O presidente do PL, Valdemar Costa Neto, se manifestou nesta segunda-feira (13) sobre a decisão do ministro Alexandre de Moraes, do Supremo Tribunal Federal (STF), que suspendeu as visitas do senador Flávio Bolsonaro (PL-RJ) ao ex-presidente Jair Bolsonaro. Em entrevista à Jovem Pan, Valdemar afirmou que "preso pode fazer carta" ao ser questionado sobre a medida cautelar adotada por Moraes.
A decisão do ministro foi motivada pela divulgação de uma carta supostamente escrita por Jair Bolsonaro durante seu período de custódia, o que levantou dúvidas sobre o cumprimento das restrições impostas ao ex-presidente.
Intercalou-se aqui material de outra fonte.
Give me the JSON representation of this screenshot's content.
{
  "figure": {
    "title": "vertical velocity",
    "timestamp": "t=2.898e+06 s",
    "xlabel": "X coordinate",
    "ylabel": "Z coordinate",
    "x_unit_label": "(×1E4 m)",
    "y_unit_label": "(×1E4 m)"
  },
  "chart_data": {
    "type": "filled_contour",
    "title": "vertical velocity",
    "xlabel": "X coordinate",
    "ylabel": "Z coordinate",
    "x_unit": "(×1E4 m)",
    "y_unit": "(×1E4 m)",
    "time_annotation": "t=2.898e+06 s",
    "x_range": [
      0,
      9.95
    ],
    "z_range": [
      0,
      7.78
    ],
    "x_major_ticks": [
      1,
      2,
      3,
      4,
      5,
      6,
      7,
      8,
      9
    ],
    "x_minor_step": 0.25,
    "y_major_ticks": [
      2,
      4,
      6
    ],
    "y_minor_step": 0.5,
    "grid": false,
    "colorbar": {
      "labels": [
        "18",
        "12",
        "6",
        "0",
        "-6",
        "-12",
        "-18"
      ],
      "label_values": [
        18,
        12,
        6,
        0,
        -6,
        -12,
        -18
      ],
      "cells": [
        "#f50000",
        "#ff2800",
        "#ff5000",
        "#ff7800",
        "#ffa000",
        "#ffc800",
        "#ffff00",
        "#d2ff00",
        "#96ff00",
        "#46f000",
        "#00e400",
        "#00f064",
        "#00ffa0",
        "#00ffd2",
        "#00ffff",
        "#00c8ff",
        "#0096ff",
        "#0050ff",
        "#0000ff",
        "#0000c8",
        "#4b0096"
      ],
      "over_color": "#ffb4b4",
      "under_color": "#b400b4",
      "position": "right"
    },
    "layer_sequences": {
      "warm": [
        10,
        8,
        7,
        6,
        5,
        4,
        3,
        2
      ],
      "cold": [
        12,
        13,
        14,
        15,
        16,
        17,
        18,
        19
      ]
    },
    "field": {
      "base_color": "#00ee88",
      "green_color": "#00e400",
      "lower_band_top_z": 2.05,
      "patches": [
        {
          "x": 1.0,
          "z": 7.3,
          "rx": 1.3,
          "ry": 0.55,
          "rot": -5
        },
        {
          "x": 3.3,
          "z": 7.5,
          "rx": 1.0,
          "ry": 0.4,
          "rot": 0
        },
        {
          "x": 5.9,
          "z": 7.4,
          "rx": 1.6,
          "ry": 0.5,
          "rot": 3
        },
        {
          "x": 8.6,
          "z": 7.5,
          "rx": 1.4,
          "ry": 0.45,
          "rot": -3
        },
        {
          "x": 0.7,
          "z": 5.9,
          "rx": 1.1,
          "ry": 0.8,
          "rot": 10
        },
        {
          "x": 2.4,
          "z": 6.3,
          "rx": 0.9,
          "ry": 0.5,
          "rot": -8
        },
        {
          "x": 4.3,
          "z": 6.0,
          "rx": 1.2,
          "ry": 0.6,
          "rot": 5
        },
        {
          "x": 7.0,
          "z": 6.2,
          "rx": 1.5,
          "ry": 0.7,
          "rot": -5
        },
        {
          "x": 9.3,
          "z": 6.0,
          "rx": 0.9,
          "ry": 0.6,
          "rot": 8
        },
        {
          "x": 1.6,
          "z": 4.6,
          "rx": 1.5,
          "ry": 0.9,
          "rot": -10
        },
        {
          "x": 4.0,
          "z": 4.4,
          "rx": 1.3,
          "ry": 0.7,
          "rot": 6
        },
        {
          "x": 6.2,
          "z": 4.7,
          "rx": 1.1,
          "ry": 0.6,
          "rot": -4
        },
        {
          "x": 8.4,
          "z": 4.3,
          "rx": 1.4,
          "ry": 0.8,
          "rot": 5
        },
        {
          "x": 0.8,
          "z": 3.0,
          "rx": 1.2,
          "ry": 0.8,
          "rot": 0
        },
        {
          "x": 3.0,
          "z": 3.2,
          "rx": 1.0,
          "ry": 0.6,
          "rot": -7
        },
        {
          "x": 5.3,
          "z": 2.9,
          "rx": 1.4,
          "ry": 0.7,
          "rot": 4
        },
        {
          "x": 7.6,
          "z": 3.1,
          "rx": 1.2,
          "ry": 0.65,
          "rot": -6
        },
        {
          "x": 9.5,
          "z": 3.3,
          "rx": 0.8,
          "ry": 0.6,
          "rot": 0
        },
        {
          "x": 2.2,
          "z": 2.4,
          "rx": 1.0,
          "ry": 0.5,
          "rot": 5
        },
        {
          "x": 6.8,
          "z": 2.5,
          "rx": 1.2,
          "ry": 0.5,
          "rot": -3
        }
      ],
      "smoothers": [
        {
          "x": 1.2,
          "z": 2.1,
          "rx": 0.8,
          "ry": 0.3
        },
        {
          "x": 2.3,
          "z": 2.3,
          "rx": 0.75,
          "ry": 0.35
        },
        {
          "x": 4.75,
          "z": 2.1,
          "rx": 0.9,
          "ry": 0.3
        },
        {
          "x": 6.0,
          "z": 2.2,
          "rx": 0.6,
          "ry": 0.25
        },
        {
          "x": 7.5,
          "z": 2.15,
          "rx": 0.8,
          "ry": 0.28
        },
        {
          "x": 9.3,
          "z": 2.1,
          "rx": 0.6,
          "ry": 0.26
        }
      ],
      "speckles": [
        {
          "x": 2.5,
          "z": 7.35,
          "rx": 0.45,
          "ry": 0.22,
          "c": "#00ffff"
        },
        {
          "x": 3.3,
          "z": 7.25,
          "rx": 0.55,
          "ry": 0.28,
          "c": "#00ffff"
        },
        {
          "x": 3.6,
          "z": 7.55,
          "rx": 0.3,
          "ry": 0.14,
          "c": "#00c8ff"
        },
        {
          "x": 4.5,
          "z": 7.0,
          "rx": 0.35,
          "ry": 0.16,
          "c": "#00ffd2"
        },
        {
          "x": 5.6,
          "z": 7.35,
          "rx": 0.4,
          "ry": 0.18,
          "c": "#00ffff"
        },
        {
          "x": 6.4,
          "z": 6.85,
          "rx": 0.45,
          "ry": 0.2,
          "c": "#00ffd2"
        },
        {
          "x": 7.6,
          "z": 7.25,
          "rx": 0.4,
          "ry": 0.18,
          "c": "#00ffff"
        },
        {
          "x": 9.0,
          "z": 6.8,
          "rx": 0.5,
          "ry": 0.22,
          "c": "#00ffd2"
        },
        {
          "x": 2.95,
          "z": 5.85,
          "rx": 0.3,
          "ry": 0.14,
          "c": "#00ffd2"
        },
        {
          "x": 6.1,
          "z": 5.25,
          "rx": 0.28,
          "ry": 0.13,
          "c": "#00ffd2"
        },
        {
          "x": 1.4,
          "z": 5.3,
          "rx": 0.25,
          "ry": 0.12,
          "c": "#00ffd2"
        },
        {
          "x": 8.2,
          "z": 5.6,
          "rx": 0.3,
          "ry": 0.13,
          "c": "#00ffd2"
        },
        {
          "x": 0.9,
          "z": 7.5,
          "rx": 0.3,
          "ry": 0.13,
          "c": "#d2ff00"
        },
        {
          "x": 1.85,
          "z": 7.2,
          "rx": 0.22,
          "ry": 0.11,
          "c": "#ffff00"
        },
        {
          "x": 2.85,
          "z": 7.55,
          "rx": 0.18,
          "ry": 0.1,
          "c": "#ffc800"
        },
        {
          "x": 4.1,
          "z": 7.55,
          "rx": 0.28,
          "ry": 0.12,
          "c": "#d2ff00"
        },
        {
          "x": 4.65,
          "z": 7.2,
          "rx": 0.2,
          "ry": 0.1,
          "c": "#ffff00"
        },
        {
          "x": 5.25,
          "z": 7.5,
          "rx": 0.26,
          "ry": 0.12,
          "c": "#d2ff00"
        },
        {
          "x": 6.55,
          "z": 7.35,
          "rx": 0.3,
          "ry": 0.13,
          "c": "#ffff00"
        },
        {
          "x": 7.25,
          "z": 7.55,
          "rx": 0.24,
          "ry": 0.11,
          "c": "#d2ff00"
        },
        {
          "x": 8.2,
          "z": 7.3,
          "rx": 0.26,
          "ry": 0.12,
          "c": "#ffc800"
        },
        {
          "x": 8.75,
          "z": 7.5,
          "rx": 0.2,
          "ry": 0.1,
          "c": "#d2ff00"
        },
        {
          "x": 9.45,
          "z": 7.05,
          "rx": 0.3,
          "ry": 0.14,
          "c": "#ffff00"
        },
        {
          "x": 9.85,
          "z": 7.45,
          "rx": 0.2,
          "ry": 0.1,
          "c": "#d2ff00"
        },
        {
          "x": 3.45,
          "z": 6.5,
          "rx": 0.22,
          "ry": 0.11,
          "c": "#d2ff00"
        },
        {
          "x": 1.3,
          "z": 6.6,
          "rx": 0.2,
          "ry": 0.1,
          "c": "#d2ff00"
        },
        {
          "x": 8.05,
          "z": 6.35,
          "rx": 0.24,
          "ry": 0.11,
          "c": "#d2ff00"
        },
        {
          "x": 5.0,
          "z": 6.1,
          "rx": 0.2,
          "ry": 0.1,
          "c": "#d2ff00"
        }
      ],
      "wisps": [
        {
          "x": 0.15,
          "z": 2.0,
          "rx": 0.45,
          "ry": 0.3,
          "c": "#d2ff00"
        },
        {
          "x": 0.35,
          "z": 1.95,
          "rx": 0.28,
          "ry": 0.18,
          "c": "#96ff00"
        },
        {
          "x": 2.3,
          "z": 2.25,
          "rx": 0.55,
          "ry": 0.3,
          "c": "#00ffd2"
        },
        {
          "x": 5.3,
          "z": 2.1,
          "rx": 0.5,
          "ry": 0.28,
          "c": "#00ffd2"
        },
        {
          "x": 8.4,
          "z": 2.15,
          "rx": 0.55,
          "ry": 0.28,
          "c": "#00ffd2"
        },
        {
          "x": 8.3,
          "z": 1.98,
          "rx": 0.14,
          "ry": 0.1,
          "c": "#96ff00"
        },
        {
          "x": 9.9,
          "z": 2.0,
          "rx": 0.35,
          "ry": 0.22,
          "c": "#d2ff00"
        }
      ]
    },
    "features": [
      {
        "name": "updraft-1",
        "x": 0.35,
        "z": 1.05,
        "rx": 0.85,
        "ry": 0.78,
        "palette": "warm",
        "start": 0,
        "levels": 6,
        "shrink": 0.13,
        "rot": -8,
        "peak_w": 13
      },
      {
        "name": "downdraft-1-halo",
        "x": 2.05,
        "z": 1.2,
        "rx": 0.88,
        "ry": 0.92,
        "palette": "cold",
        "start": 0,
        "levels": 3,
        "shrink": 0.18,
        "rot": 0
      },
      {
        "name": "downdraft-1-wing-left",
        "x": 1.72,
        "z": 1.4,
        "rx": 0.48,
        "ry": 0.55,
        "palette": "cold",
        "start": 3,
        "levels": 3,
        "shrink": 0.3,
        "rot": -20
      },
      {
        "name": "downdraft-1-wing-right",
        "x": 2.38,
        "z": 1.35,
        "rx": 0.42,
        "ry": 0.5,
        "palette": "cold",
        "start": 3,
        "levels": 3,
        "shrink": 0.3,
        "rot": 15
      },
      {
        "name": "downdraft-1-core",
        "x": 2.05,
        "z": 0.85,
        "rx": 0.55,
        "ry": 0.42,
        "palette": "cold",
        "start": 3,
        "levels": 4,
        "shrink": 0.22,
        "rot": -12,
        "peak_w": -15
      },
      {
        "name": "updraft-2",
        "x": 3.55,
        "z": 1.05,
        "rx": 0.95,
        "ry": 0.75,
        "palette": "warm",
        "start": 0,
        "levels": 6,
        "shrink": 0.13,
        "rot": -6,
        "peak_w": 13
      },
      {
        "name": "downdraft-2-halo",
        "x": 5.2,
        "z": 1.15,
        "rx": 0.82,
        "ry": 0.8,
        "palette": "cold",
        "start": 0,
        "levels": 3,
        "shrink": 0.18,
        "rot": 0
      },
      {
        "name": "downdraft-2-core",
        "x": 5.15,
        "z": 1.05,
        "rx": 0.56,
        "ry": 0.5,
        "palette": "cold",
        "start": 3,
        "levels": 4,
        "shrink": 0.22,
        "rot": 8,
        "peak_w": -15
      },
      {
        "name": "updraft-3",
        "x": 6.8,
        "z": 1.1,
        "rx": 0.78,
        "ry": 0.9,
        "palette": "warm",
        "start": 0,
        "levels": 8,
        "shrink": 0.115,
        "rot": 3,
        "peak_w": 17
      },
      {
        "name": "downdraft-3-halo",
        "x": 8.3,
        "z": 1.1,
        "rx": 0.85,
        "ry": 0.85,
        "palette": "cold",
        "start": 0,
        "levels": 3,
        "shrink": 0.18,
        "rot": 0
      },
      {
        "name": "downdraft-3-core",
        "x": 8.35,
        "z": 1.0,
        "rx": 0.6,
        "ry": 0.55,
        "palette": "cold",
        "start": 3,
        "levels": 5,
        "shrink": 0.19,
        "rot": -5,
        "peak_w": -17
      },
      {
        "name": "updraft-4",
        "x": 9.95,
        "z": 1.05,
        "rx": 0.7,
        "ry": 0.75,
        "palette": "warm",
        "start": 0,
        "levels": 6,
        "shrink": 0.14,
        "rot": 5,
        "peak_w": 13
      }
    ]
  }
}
Moraes determinou que Flávio Bolsonaro não poderá mais visitar o pai até que novas deliberações sejam feitas a respeito do caso.
Além disso, o ministro solicitou esclarecimentos à defesa de Jair Bolsonaro sobre as circunstâncias que envolveram a elaboração e a divulgação do documento. Moraes expressou a necessidade de investigar se houve descumprimento das condições impostas à prisão e se terceiros estariam sendo utilizados para transmitir mensagens públicas ou políticas em nome do ex-presidente.
As medidas cautelares que foram impostas ao ex-presidente incluem restrições de contato com certas pessoas investigadas e regras específicas para sua comunicação, conforme já estabelecido em decisões anteriores do STF. Em meio a essa controvérsia, Valdemar Costa Neto destacou que a possibilidade de um preso elaborar cartas é um direito garantido pelo sistema prisional.
Essa situação gerou debate sobre os limites da comunicação e os direitos dos detentos, especialmente em casos que envolvem figuras públicas. A discussão sobre a liberdade de expressão no contexto prisional e suas implicações políticas se intensifica, refletindo a complexidade do sistema de justiça e sua relação com a política brasileira.